The upstream team takes the same feature and spends the first chunk of time, more time than feels comfortable, doing nothing that looks like progress. They are writing the spec. Arguing about the data model. Walking the edge cases. Producing a design document that is genuinely thought through, the kind of artifact the Agile era taught us to be embarrassed about. Then they direct an AI to build the whole coherent thing in something close to one pass, against that design, with heavy continuous verification. The building is fast because the thinking is done. And when reality pushes back, as it will, they revise the design and rebuild against it, cheaply, because that is now cheap.
The first team will look busier. The second team will ship something that holds together, in less total human time, with the expensive human attention spent on the one thing that is actually expensive: the design.

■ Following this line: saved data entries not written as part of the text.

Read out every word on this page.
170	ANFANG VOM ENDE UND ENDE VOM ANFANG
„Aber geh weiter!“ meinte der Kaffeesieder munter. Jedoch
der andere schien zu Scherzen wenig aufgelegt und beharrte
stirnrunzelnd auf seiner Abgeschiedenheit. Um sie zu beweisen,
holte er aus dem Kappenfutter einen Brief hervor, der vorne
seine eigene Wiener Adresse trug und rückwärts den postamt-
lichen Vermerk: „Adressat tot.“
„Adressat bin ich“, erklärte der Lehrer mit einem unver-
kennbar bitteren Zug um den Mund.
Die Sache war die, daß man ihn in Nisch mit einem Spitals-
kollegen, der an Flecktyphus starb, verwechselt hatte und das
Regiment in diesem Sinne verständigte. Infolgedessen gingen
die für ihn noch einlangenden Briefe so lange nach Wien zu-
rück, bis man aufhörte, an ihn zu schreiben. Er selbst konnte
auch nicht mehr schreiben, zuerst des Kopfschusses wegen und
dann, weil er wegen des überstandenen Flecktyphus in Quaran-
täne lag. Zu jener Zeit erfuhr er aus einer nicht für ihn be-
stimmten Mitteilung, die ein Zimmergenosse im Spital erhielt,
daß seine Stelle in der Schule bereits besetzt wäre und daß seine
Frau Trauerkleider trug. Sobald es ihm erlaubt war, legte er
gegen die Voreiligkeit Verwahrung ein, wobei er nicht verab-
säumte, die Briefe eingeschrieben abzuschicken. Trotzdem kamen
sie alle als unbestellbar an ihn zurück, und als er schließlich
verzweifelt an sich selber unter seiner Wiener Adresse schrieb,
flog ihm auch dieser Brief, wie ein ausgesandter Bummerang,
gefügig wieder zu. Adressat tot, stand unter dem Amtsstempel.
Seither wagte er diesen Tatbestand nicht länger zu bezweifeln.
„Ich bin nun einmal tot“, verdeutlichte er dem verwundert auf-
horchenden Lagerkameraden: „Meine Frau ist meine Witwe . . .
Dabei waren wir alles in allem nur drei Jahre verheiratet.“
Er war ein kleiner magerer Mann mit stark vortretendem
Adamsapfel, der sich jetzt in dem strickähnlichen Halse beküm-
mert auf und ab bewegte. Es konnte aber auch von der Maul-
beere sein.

Where the other methodologies sit on this
It helps to place the usual suspects on a single axis: how much do you commit to understanding a whole body of work before you build it, and at what level of granularity do you bet? Most of the well-known methodologies are really just different answers to that one question, and AI just moved the right answer.
Classic Scrum
The dominant default. Work is sliced into small stories, pointed, and committed to a two-week sprint. The granularity is tiny by design, and upfront thinking is deliberately minimized in favor of inspect-and-adapt. This is the methodology most exposed by the new economics, because its entire risk model assumes that building is expensive and that small batches are how you keep a wrong bet cheap. When building is cheap and the wrong bet is a design problem, Scrum is optimizing the variable that stopped mattering and starving the one that now dominates.
Kanban
Better adapted than Scrum, because it drops the artificial sprint boundary and the estimation theater and just manages a continuous flow with work-in-progress limits. But Kanban is agnostic about where the thinking happens. It will move a beautifully shaped card and a thoughtless one across the board with equal serenity. It solves the cadence problem, not the upstream-design problem, so it pairs well with a design-first approach but doesn't supply one.
Shape Up
This is the interesting one, and the one that was most prescient. Basecamp's Shape Up already rejected most of the instincts that the new economics punish. It bets on larger chunks of work, not minute tickets. It works in six-week cycles rather than two-week confetti. It drops daily standups and story-point estimation entirely. And, crucially, it puts a dedicated shaping phase up front, where someone thinks the work through at the right level of abstraction, defines the appetite, and walks the rabbit holes, before anyone bets on building it. That shaping phase is, structurally, a lightweight design-first phase. Shape Up was arguing for upstream thinking and larger coherent bets back when building was still expensive, which took real conviction.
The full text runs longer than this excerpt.